Pages of memories are contained in family scrapbooks holding visual evidence of days gone by. Handed down from woman to woman in a prominent African American family, is a collection of stunning photographs documenting rarely seen life from Antebellum Midwestern America. Stephanie Wright- Griggs, a Chicago healthcare executive and daughter of founder of the Charles H Wright Museum of African American History in Detroit, has been the keeper of her family papers, artifacts and photographs dating back to the 1850s. The collection reveals a family journey that begins with her great great grandfather, John Powell Sr., one of the founders of Mattoon, Illinois (1858) who lived through the Civil War and owned a successful barbershop. Picture Perfect: Zella’s Traveling Scrapbook features his daughter Zella F. Powell Lovett and the migration of their relatives from Mattoon to Chicago and on to Detroit.
The exhibit tells the story of Zella Powell’s family through panels and family documents, such as a scrapbook, photos and letters.

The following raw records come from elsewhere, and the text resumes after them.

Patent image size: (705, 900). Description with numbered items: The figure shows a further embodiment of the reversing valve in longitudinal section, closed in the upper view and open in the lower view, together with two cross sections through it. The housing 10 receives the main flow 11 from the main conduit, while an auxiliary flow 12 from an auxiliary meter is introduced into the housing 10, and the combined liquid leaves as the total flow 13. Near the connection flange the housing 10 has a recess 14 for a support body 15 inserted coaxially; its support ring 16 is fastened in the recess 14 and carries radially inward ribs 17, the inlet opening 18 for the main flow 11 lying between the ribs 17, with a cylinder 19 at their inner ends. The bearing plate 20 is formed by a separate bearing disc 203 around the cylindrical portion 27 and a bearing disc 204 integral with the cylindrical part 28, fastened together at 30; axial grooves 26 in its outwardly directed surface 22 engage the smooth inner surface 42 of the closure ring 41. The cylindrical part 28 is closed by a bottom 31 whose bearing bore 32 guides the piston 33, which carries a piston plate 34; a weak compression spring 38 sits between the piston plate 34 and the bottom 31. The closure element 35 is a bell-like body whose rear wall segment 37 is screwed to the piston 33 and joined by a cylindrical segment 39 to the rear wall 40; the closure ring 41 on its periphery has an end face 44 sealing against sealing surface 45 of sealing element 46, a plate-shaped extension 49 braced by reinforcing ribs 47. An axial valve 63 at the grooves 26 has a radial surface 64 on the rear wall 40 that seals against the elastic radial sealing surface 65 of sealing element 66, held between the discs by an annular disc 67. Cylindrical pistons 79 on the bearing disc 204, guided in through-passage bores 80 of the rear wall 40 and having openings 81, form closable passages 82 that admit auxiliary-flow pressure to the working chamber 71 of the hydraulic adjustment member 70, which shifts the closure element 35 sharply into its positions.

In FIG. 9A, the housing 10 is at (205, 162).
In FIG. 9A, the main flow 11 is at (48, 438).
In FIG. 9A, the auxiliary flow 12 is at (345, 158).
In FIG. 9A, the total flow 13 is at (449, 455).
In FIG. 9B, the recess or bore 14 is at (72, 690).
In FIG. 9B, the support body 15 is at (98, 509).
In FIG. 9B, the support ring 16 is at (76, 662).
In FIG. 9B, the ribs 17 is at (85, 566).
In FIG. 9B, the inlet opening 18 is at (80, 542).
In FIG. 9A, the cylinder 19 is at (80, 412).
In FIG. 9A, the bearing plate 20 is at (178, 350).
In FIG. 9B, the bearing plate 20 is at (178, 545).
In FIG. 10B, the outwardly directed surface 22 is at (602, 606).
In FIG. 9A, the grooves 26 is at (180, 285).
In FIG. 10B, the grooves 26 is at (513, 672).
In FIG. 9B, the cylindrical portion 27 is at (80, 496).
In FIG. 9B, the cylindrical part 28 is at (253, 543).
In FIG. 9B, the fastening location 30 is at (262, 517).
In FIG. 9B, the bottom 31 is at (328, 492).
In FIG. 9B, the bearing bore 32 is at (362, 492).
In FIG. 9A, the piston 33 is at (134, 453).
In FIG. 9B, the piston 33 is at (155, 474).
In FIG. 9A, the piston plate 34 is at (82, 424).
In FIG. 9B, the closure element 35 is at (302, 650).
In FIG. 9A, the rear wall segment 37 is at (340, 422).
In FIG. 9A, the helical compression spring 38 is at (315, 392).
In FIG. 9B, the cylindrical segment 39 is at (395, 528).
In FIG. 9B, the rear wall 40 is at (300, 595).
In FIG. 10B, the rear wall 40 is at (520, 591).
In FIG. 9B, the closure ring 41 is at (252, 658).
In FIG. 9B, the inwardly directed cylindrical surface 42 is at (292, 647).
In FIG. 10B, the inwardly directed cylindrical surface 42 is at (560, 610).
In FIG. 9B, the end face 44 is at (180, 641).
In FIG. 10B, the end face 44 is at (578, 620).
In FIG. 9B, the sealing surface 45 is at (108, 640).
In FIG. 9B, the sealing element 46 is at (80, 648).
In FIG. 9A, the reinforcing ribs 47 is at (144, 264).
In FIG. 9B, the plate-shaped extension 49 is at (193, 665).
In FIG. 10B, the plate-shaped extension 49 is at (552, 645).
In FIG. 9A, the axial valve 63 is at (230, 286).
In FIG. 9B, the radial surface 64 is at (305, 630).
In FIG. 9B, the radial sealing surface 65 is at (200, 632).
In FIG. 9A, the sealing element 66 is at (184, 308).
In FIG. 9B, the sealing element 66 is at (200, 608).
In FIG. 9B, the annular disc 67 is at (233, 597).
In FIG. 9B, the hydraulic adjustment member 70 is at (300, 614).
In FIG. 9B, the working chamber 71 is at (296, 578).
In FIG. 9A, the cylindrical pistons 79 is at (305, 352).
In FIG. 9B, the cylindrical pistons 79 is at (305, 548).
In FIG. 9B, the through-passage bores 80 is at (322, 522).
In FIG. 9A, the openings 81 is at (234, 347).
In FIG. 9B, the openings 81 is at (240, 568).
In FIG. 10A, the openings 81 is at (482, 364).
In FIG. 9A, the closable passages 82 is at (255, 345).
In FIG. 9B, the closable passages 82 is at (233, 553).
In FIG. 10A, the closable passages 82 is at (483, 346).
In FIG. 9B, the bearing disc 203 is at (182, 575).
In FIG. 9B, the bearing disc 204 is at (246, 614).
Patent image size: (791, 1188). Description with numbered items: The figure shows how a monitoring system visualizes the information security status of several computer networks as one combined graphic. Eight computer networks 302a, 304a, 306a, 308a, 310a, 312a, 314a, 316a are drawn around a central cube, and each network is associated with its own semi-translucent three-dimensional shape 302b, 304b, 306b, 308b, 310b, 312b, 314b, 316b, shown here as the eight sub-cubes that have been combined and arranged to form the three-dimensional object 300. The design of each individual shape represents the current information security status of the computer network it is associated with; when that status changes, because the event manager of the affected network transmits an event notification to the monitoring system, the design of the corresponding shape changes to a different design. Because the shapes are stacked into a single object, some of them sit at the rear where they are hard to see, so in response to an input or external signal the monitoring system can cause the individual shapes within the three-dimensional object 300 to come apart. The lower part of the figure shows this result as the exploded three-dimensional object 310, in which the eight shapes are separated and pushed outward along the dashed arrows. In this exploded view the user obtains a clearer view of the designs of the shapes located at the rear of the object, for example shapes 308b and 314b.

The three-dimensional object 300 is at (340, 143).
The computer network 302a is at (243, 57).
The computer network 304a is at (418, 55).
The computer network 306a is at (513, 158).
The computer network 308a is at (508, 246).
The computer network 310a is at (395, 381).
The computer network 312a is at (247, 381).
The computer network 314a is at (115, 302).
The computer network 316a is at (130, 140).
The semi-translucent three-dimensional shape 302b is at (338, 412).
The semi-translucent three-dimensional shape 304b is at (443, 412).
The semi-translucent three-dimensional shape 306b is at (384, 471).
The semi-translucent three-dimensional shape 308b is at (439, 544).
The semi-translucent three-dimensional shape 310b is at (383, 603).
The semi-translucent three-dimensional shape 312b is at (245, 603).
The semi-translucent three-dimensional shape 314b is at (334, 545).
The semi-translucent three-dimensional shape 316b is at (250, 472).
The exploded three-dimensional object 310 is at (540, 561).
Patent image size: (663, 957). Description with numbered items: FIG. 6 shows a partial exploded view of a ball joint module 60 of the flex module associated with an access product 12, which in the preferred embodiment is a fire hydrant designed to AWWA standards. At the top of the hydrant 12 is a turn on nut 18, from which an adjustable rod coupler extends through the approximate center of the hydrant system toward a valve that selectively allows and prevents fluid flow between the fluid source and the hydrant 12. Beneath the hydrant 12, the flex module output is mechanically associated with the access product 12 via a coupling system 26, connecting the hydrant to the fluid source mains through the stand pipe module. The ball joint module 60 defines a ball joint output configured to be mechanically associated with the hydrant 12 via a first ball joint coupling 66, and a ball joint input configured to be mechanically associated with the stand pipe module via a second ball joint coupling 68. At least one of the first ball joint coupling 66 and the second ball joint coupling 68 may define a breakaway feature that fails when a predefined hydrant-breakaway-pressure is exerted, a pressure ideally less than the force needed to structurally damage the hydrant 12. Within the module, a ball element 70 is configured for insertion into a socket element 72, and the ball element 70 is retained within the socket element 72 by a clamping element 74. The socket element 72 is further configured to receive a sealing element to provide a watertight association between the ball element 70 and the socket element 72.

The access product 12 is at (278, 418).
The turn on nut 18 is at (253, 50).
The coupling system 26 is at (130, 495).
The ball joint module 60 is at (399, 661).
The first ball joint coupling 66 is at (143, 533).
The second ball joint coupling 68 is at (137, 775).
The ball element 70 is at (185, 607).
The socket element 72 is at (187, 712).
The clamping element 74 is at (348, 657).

A scrapbook compiled by Zella, the first Black graduate of Eastern Illinois State Normal School in 1910, contains a photographic collection of African Americans who led lives that are often not discussed by mainstream American media and shunned by most Black people – the successful entrepreneurs, the socially connected, the well-educated, the elite. The issue of class continues to divide African Americans, however, the experiences on either side are equally valid.
These striking photographs reveal people holding diplomas, standing in front of the homes they own and working in their family business. They had pride in their race and through their social clubs and churches they supported the less fortunate providing scholarships, food, shelter and spiritual growth. The centerpiece of the Powell family in 1870s revolved around a barbershop that catered to white and black clientele. The photographs and archival documents confirm ownership, social and civic participation and status, financial acumen as well as their unions and funerals. The signature image of Zella with her scrapbook personifies the importance of preserving family history and its role in the education of future generations.
This exhibition, meant to teach and inspire an intergenerational audience, comprises 60+ high quality photographs taken from 1870 to 2014 in the studios of numerous professional photographers in cities across the country, amateur snap shots, along with reproductions of valuable materials including a manumission paper, real estate deed, marriage certificate, news clippings and other ephemera. This glimpse into the world of a post slavery African American family embodies the richness and diversity of African American heritage while conveying the dignity and strength many Black people needed to survive the two worlds they often had to endure.